Le Keeper secoua la tête. « C’est une pièce du tout. Le Pacte original a été divisé en sept fragments après la mort de votre père. Augustus en garde trois. Les autres sont dispersés ou détruits. J’ai risqué ma vie pour celui-ci. »
- Le Pacte a été démembré ? Elias sentit son estomac se serrer. Mais alors, comment peut-il encore lier la ville ?
- Un pacte n’est pas un livre, répondit le Keeper. C’est une lame. On peut la briser, mais chaque fragment garde le tranchant. Le pacte tient parce que les fragments existent encore et se souviennent les uns des autres. Si on les réunissait…
Il n’acheva pas. Elias comprit le sous-entendu.
Ou si on les détruisait tous ensemble. Mais comment faire quand Augustus garde la moitié dans son étude personnelle, protégé par des sortilèges que même le Keeper n’ose pas affronter ?
« Je connais quelqu’un qui pourrait déchiffrer cette langue », dit Elias.
Sarah habitait un appartement au-dessus d’une librairie juridique de Chancery Lane, un lieu où l’odeur du papier ancien se mêlait à celle du café brûlé. Elle ouvrit la porte en robe de chambre, les cheveux en désordre, un stylo derrière l’oreille.
« Il est trois heures du matin, Thorne. »
- Le Keeper a risqué sa vie pour ça. Elias tendit le fragment. Sarah le prit, les paupières plissées d’abord par l’agacement, puis par la curiosité lorsqu’elle examina l’écriture.

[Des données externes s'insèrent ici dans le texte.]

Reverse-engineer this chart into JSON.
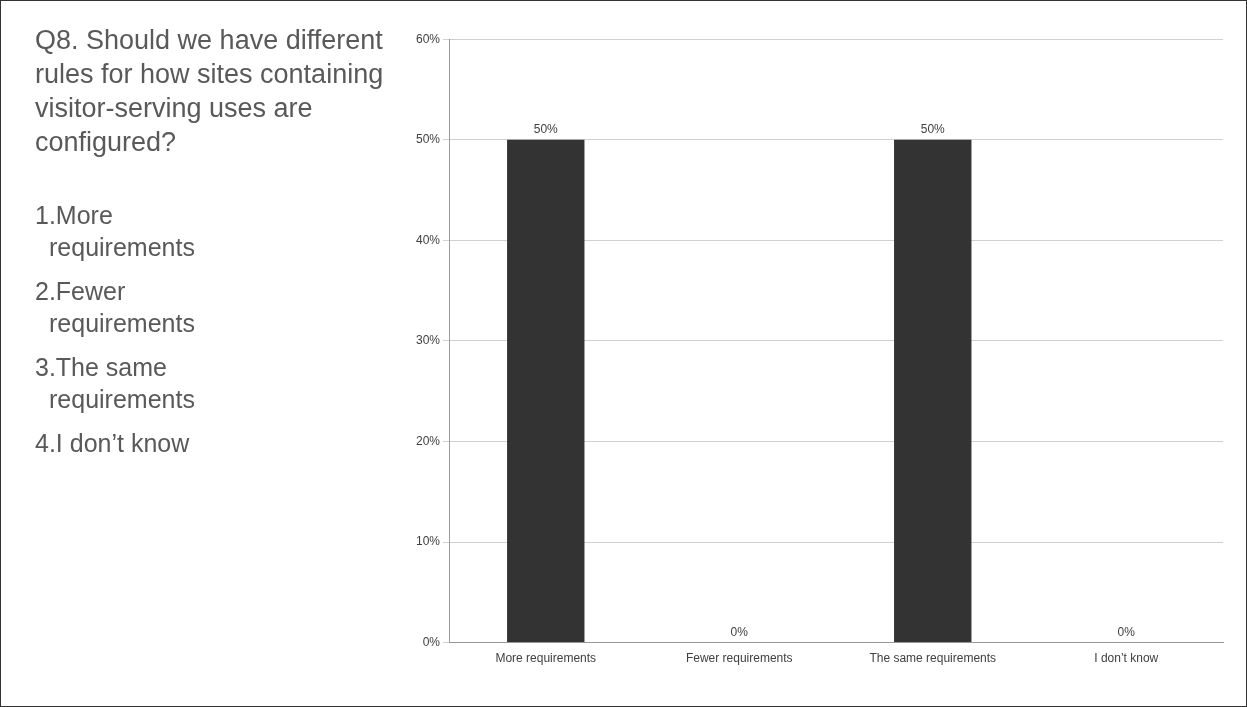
{
  "chart_data": {
    "type": "bar",
    "title": "Q8. Should we have different rules for how sites containing visitor-serving uses are configured?",
    "annotations": [
      "1.More requirements",
      "2.Fewer requirements",
      "3.The same requirements",
      "4.I don’t know"
    ],
    "categories": [
      "More requirements",
      "Fewer requirements",
      "The same requirements",
      "I don’t know"
    ],
    "values": [
      50,
      0,
      50,
      0
    ],
    "value_labels": [
      "50%",
      "0%",
      "50%",
      "0%"
    ],
    "color": "#333333",
    "ylim": [
      0,
      60
    ],
    "yticks": [
      {
        "value": 0,
        "label": "0%"
      },
      {
        "value": 10,
        "label": "10%"
      },
      {
        "value": 20,
        "label": "20%"
      },
      {
        "value": 30,
        "label": "30%"
      },
      {
        "value": 40,
        "label": "40%"
      },
      {
        "value": 50,
        "label": "50%"
      },
      {
        "value": 60,
        "label": "60%"
      }
    ],
    "grid": "y"
  }
}
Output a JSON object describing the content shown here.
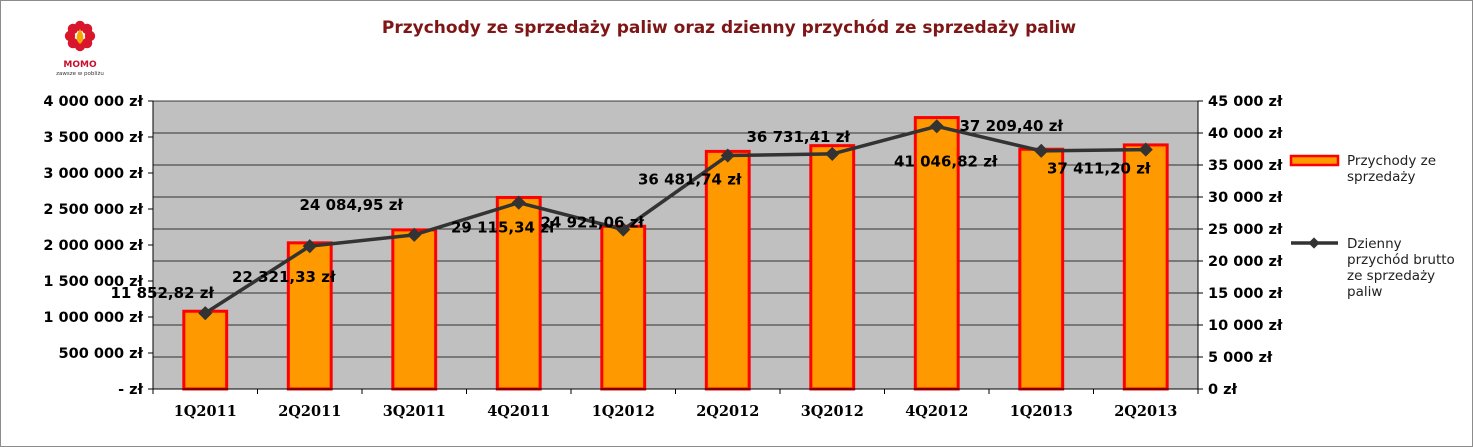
{
  "logo": {
    "brand": "MOMO",
    "tagline": "zawsze w pobliżu"
  },
  "chart_data": {
    "type": "bar+line",
    "title": "Przychody ze sprzedaży paliw oraz dzienny przychód ze sprzedaży paliw",
    "categories": [
      "1Q2011",
      "2Q2011",
      "3Q2011",
      "4Q2011",
      "1Q2012",
      "2Q2012",
      "3Q2012",
      "4Q2012",
      "1Q2013",
      "2Q2013"
    ],
    "series": [
      {
        "name": "Przychody ze sprzedaży",
        "type": "bar",
        "axis": "left",
        "color": "#ff9900",
        "border_color": "#ff0000",
        "values": [
          1080000,
          2030000,
          2210000,
          2660000,
          2260000,
          3300000,
          3380000,
          3770000,
          3330000,
          3390000
        ]
      },
      {
        "name": "Dzienny przychód brutto ze sprzedaży paliw",
        "type": "line",
        "axis": "right",
        "color": "#333333",
        "values": [
          11852.82,
          22321.33,
          24084.95,
          29115.34,
          24921.06,
          36481.74,
          36731.41,
          41046.82,
          37209.4,
          37411.2
        ],
        "labels": [
          "11 852,82 zł",
          "22 321,33 zł",
          "24 084,95 zł",
          "29 115,34 zł",
          "24 921,06 zł",
          "36 481,74 zł",
          "36 731,41 zł",
          "41 046,82 zł",
          "37 209,40 zł",
          "37 411,20 zł"
        ]
      }
    ],
    "y_left": {
      "ylim": [
        0,
        4000000
      ],
      "ticks": [
        "- zł",
        "500 000 zł",
        "1 000 000 zł",
        "1 500 000 zł",
        "2 000 000 zł",
        "2 500 000 zł",
        "3 000 000 zł",
        "3 500 000 zł",
        "4 000 000 zł"
      ]
    },
    "y_right": {
      "ylim": [
        0,
        45000
      ],
      "ticks": [
        "0 zł",
        "5 000 zł",
        "10 000 zł",
        "15 000 zł",
        "20 000 zł",
        "25 000 zł",
        "30 000 zł",
        "35 000 zł",
        "40 000 zł",
        "45 000 zł"
      ]
    },
    "plot_background": "#c0c0c0",
    "grid": true,
    "legend": {
      "position": "right",
      "entries": [
        [
          "Przychody ze",
          "sprzedaży"
        ],
        [
          "Dzienny",
          "przychód brutto",
          "ze sprzedaży",
          "paliw"
        ]
      ]
    }
  }
}
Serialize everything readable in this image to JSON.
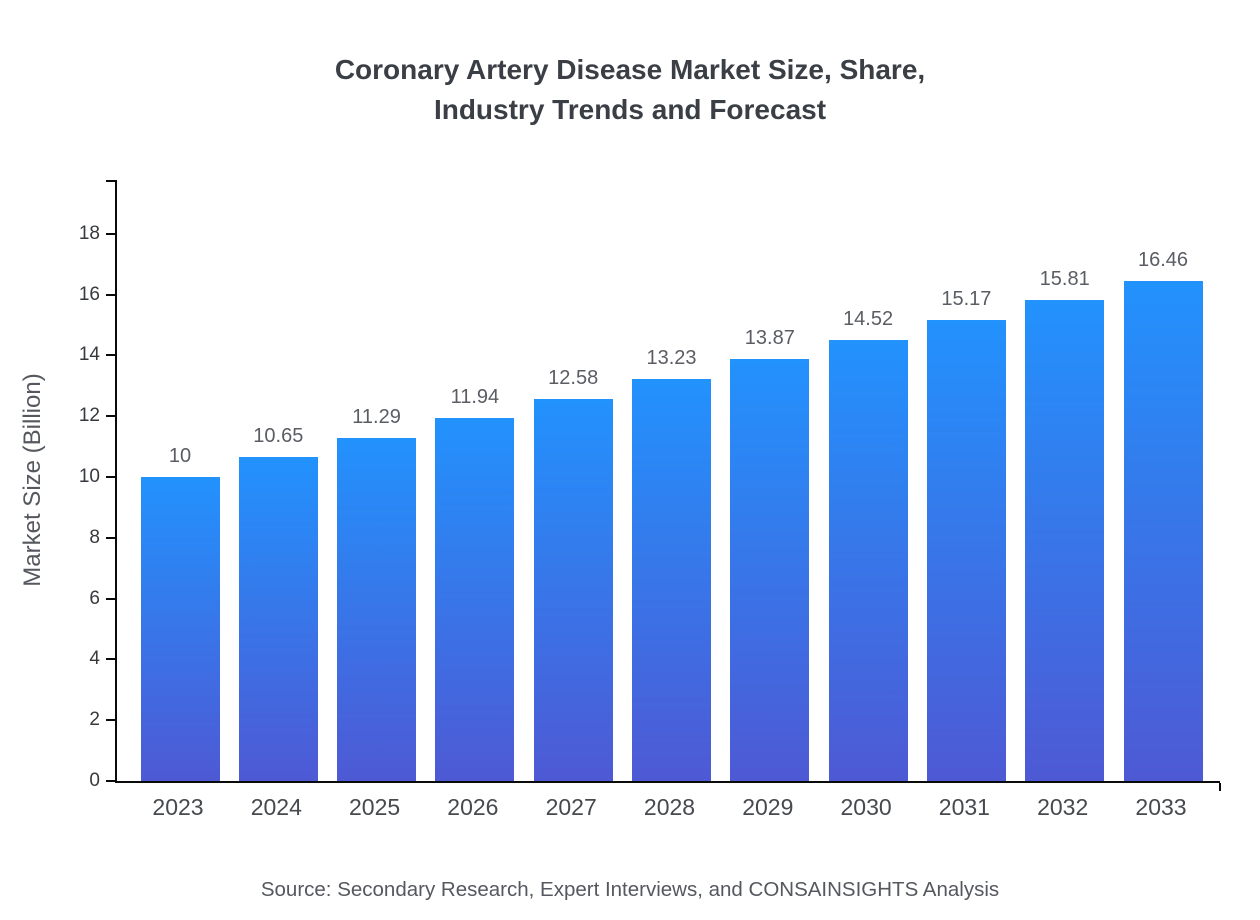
{
  "title": {
    "line1": "Coronary Artery Disease Market Size, Share,",
    "line2": "Industry Trends and Forecast"
  },
  "source": "Source: Secondary Research, Expert Interviews, and CONSAINSIGHTS Analysis",
  "chart_data": {
    "type": "bar",
    "title": "Coronary Artery Disease Market Size, Share, Industry Trends and Forecast",
    "categories": [
      "2023",
      "2024",
      "2025",
      "2026",
      "2027",
      "2028",
      "2029",
      "2030",
      "2031",
      "2032",
      "2033"
    ],
    "values": [
      10,
      10.65,
      11.29,
      11.94,
      12.58,
      13.23,
      13.87,
      14.52,
      15.17,
      15.81,
      16.46
    ],
    "value_labels": [
      "10",
      "10.65",
      "11.29",
      "11.94",
      "12.58",
      "13.23",
      "13.87",
      "14.52",
      "15.17",
      "15.81",
      "16.46"
    ],
    "xlabel": "",
    "ylabel": "Market Size (Billion)",
    "ylim": [
      0,
      19.77
    ],
    "yticks": [
      0,
      2,
      4,
      6,
      8,
      10,
      12,
      14,
      16,
      18
    ],
    "grid": false,
    "legend": "none",
    "bar_gradient_top": "#2292fd",
    "bar_gradient_bottom": "#4e59d4",
    "background": "#ffffff"
  }
}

Elle le fit entrer sans un mot.
Sarah posa le parchemin sous une lampe d’archiviste, sortit une loupe de bijoutier d’un tiroir, et resta silencieuse pendant cinq longues minutes. Elias regardait la pluie couler sur la vitre, pensant à Margery, à sa vie volée, à Dorian qui savait maintenant qu’une porte de sortie existait dans son propre contrat.
Pas une porte. Une fenêtre. Une faille que la Maison Covenant n’avait jamais voulu voir.
« Ce n’est pas une langue unique », murmura Sarah enfin.
- Pardon ?
Elle leva les yeux, les pupilles dilatées par l’excitation de la découverte. « C’est un mélange de vieux breton, de latin médiéval et d’une forme de proto-celte que je n’ai jamais vue. Comme si l’auteur avait voulu que personne d’autre ne puisse le lire sans un effort délibéré. »
- Vous pouvez le traduire ?
« Partiellement. Il me faudrait des semaines pour tout déchiffrer, mais certaines structures juridiques sont universelles. Tenez. » Elle désigna une série de symboles. « Voici la clause de liaison. Elle ne parle pas des signataires biens portants, elle parle de la ville elle-même. »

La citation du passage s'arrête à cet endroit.